Although this interface would appear to be a nice Ruby alternative I don't think it would hold up when hit with some of the real world XML standards out there.
I vote for something which uses XPath.
AviBryant: I played with an interface like that at one point - it allowed access as above, and also had a lot of smart/convoluted ways of building up trees. For example:
Node.foo #produces <foo/> Node.foo("size"=>1) #produces <foo size="1"/> Node.bar("hello world") #produces <bar>hello world</bar> Node.baz("goodnight moon", "size"=>2) #produces <baz size="2">goodnight moon</baz>
As well as, for example:
Node.silly.project("name"=>"xml").goal = "A clean api"
#produces: # <silly> # <project name="xml"> # <goal>A clean api</goal> # </project> # </silly>
I'll put it up at http://beta4.com/node.rb if anyone wants to take a look.
TobiasReif produced a summary of requirements from mailing list discussions, which I copied here and reformatted.
End of summary of Tobias's page
(version @ my page: http://www.pinkjuice.com/ruby/xml_stdlib_proposal.txt )
Most important of all, why aren't more people expressing their thoughts and preferences here? If you do not make an explicit statement, you will be lumped into the "most people ..." group whether you feel that way or not. ;) The mailing list seems to be dominated by a handful of people simply rephrasing their ideas in each new message. We need more voices.
James Britt (firstname.lastname@example.org)
DOM is not the only standard way of manipulating XML defined by the W3C. XSLT is a much simpler way of transforming XML and is not defined in terms of the DOM. It is becoming increasingly popular and, IMHO, will eventually supplant most uses of the DOM apart from scripting of client-side interactivity.
So, supporting the DOM to make existing XML users feel at home will (a) not make all XML users feel at home, and (b) be increasingly less useful in that respect over time.
I take this back.

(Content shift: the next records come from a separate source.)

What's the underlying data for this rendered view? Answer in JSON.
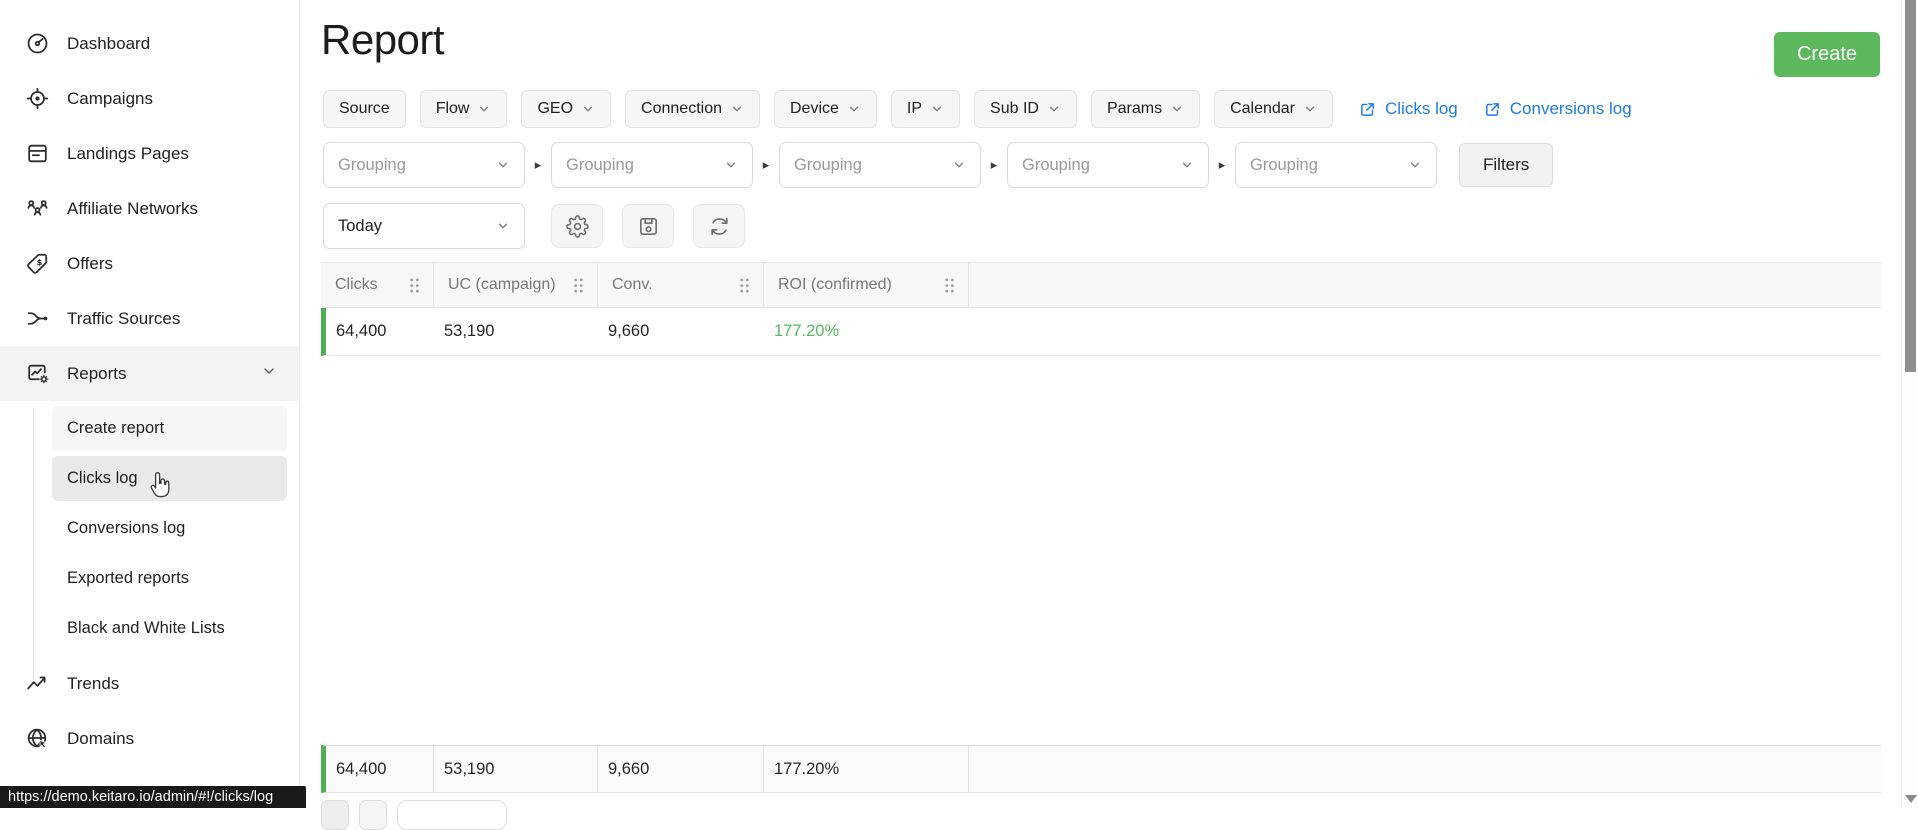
{
  "sidebar": {
    "items_top": [
      {
        "label": "Dashboard"
      },
      {
        "label": "Campaigns"
      },
      {
        "label": "Landings Pages"
      },
      {
        "label": "Affiliate Networks"
      },
      {
        "label": "Offers"
      },
      {
        "label": "Traffic Sources"
      }
    ],
    "reports": {
      "label": "Reports"
    },
    "reports_children": [
      {
        "label": "Create report"
      },
      {
        "label": "Clicks log"
      },
      {
        "label": "Conversions log"
      },
      {
        "label": "Exported reports"
      },
      {
        "label": "Black and White Lists"
      }
    ],
    "items_bottom": [
      {
        "label": "Trends"
      },
      {
        "label": "Domains"
      }
    ]
  },
  "header": {
    "title": "Report",
    "create_label": "Create"
  },
  "filters": {
    "chips": [
      {
        "label": "Source"
      },
      {
        "label": "Flow"
      },
      {
        "label": "GEO"
      },
      {
        "label": "Connection"
      },
      {
        "label": "Device"
      },
      {
        "label": "IP"
      },
      {
        "label": "Sub ID"
      },
      {
        "label": "Params"
      },
      {
        "label": "Calendar"
      }
    ],
    "links": [
      {
        "label": "Clicks log"
      },
      {
        "label": "Conversions log"
      }
    ]
  },
  "grouping": {
    "placeholder": "Grouping",
    "filters_label": "Filters"
  },
  "toolbar": {
    "date_range": "Today"
  },
  "table": {
    "columns": [
      {
        "label": "Clicks"
      },
      {
        "label": "UC (campaign)"
      },
      {
        "label": "Conv."
      },
      {
        "label": "ROI (confirmed)"
      }
    ],
    "rows": [
      {
        "clicks": "64,400",
        "uc": "53,190",
        "conv": "9,660",
        "roi": "177.20%"
      }
    ],
    "footer": {
      "clicks": "64,400",
      "uc": "53,190",
      "conv": "9,660",
      "roi": "177.20%"
    }
  },
  "statusbar": {
    "url": "https://demo.keitaro.io/admin/#!/clicks/log"
  },
  "colors": {
    "create_green": "#5cb85c",
    "roi_green": "#57b85f",
    "row_accent_green": "#4caf50",
    "link_blue": "#1d7ce8"
  }
}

The DOM, with all its faults, is still easier to use than XSLT. XSLT is one of the worst languages I've ever had the misfortune to use (and I've used COBOL!). On the other hand, XPath is a good way of navigating XML documents. The XPath implementation in REXML is very convenient.
DOM and XSLT aren't in competition. DOM is about getting XML into a resident object model for whatever use and XSLT is about transformation, usually from one DOM to another based on the rules in an XSL 'stylesheet' --RustyF
XSLT's declarative syntax and functional programming style is an alien paradigm for many programmers in OOP-land (I find it quite intuitive, but that's just the way my mind works). It's also verbose and oddly restricted (although EXSLT, language-specific extensions, and XSLT2.0 address some of these restrictions). Compilation of XSLT stylesheets to native "transformer" objects, and the ability to construct, configure and modify these objects in a more Ruby-friendly way (i.e. bypassing the need to write raw XSLT), would be powerful tools to add to an XML toolkit.

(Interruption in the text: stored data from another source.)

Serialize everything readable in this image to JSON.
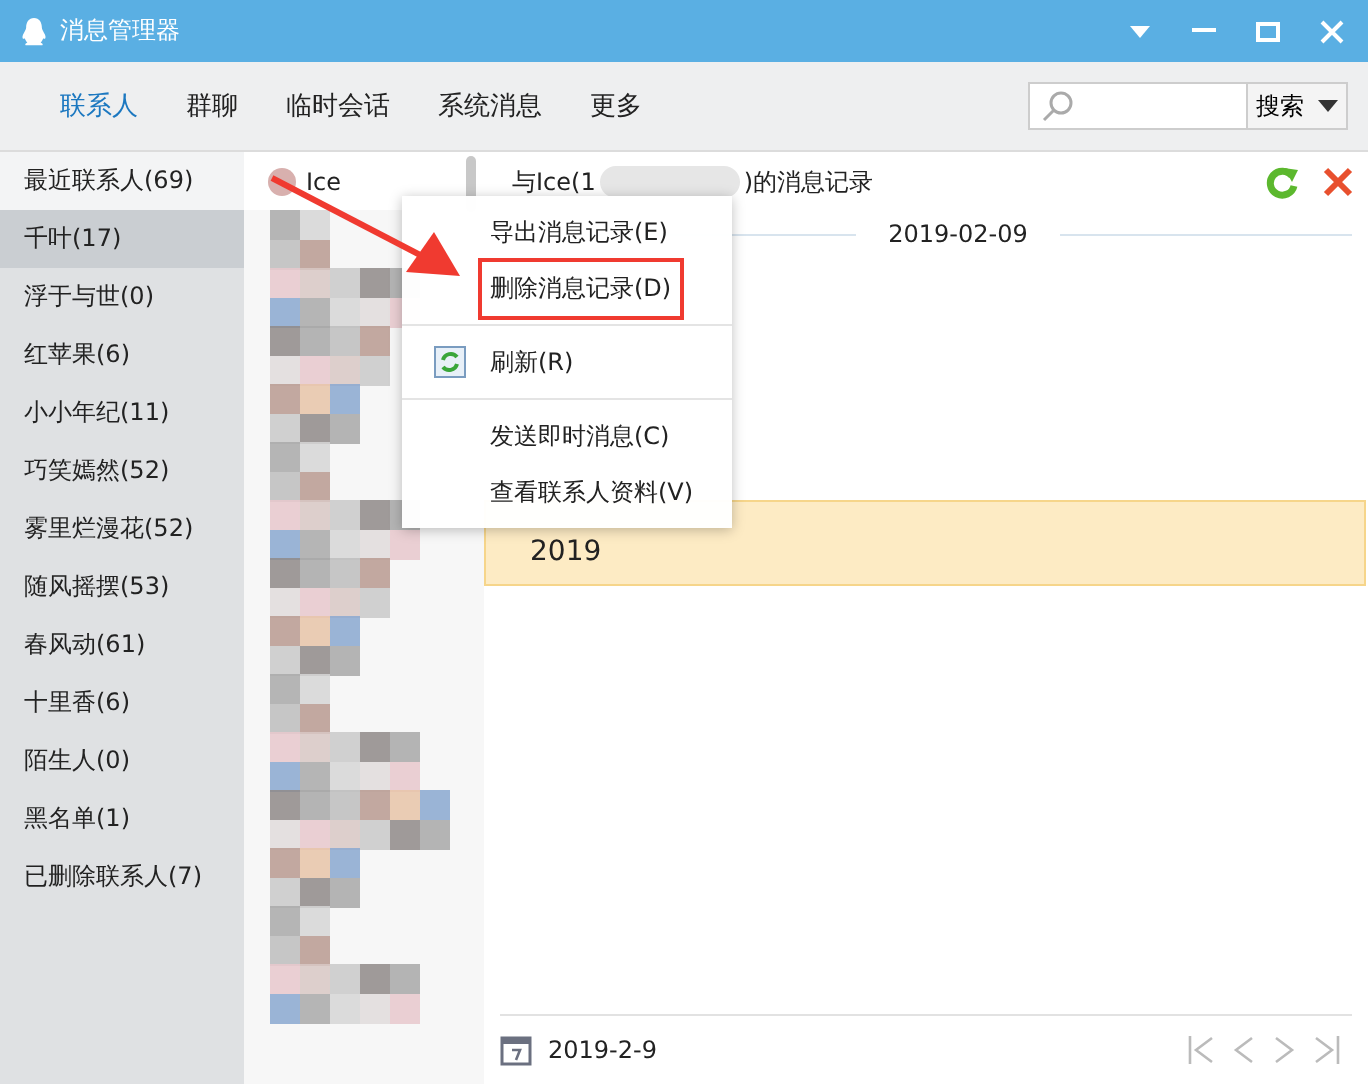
{
  "window": {
    "title": "消息管理器"
  },
  "tabs": [
    {
      "label": "联系人",
      "selected": true
    },
    {
      "label": "群聊",
      "selected": false
    },
    {
      "label": "临时会话",
      "selected": false
    },
    {
      "label": "系统消息",
      "selected": false
    },
    {
      "label": "更多",
      "selected": false
    }
  ],
  "search": {
    "button": "搜索"
  },
  "sidebar": {
    "items": [
      {
        "label": "最近联系人(69)",
        "selected": false
      },
      {
        "label": "千叶(17)",
        "selected": true
      },
      {
        "label": "浮于与世(0)",
        "selected": false
      },
      {
        "label": "红苹果(6)",
        "selected": false
      },
      {
        "label": "小小年纪(11)",
        "selected": false
      },
      {
        "label": "巧笑嫣然(52)",
        "selected": false
      },
      {
        "label": "雾里烂漫花(52)",
        "selected": false
      },
      {
        "label": "随风摇摆(53)",
        "selected": false
      },
      {
        "label": "春风动(61)",
        "selected": false
      },
      {
        "label": "十里香(6)",
        "selected": false
      },
      {
        "label": "陌生人(0)",
        "selected": false
      },
      {
        "label": "黑名单(1)",
        "selected": false
      },
      {
        "label": "已删除联系人(7)",
        "selected": false
      }
    ]
  },
  "contacts": [
    {
      "name": "Ice"
    }
  ],
  "chat": {
    "title_start": "与Ice(1",
    "title_end": ")的消息记录",
    "date": "2019-02-09",
    "messages": [
      {
        "text": "2019",
        "highlighted": true
      }
    ],
    "footer_date": "2019-2-9"
  },
  "context_menu": {
    "groups": [
      [
        {
          "label": "导出消息记录(E)",
          "annotated": false,
          "kind": "text"
        },
        {
          "label": "删除消息记录(D)",
          "annotated": true,
          "kind": "text"
        }
      ],
      [
        {
          "label": "刷新(R)",
          "annotated": false,
          "kind": "icon"
        }
      ],
      [
        {
          "label": "发送即时消息(C)",
          "annotated": false,
          "kind": "text"
        },
        {
          "label": "查看联系人资料(V)",
          "annotated": false,
          "kind": "text"
        }
      ]
    ]
  }
}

JasonArhart: IMHO DOM is a really good solution only for generic manipulation of XML documents (e.g. XML editors). For modelling specific types of XML documents in-memory I think XML binding is a better way to go. The object model reflects the intent much more accurately and validation can be performed on the tree in memory.
I am working on an XML binding system in along the lines of JAXB (i.e. translate an XML Schema document into Ruby classes) for my own purposes, which I plan to make open source if nobody else writes one before I get mine working.

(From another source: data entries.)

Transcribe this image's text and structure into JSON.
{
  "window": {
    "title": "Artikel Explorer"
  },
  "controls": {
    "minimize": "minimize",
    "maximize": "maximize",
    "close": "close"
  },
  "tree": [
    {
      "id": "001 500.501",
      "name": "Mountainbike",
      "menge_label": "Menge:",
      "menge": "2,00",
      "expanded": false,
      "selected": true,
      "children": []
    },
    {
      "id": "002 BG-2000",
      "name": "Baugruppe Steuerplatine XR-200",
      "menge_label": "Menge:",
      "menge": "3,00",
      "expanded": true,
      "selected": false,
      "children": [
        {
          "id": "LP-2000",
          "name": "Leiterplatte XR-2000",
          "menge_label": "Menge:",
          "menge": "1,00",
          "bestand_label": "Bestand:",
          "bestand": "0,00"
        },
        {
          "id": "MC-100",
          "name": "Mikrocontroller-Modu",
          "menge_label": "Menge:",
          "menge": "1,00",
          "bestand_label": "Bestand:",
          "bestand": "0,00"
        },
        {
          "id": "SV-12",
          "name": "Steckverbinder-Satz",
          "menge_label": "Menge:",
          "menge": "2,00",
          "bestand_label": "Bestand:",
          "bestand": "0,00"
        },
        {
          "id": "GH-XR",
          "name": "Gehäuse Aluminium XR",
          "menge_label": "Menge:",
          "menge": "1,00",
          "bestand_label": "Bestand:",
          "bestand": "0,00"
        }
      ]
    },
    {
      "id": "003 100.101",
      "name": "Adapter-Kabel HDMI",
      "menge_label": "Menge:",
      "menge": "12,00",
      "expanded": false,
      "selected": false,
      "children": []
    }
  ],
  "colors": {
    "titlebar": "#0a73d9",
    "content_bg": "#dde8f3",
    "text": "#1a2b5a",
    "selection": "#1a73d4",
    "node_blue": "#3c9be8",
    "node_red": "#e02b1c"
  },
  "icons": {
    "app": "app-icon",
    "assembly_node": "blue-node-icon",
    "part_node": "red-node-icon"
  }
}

As far as stream parsing goes, I would rather see Ruby standardize on a pull parser than a SAX parser. I find them easier to use, and providing the best of both worlds by wrapping a SAX parser around a pull parser would be trivial.
For the record, if someone proposes and describes a good Ruby-way SAX API, I'll replace REXML's streaming parser API with it in short order. I'll add any reasonable API (pull parsing, event parsing, etc) that can be effectively described and argued.
Any chance, that XML in Ruby is flexible enough to parse even HTML (not XHTML, which should work flawless anyway)? Making the largest database in the world - the www - seamlessly available in ruby would be just great.
Re: XML parsers and HTML. The W3C XML rec. is explicit about parsers failing on not-XML input. The reasoning was to avoid the inconsistent behavior among parsers we have among web browsers. Better to see about hooking a tool like 'tidy' into a process pipeline to convert sad, ragged HTML into smiling, happy XML.
We see Tidy for Ruby soon then? That'd made me smiling and happy...
DossyShiobara: Is there a pure-Ruby implementation of an XSLT engine?
Matz told me that support for Unicode in Ruby is planned for Ruby 1.9.
Berndt Jung: Re:XML Parsers and HTML
I'm currently working on a project which requires me to parse html modify it a bit and send it back out as html. I'm building this thing in java, but would much rather be using ruby and rails for the back end stuff. The reason that I'm using java is because of the xerces xml package, and nekoHTML which is an html parser. Having tried a bunch of other HTML parsers (tidy, tagsoup, etc), writing a parser that works on all html is not trivial work. It would be nice though...
Not sure if any of you have used the XML::Twig library for Perl, but it provides the ease of use of a DOM/XPATH model but is stream based so that you can deal with large files easily. Being a perl API, it is not very much the "Ruby-way" as is, but it might provide some good ideas. XML::Twig can be found at [XML::Twig]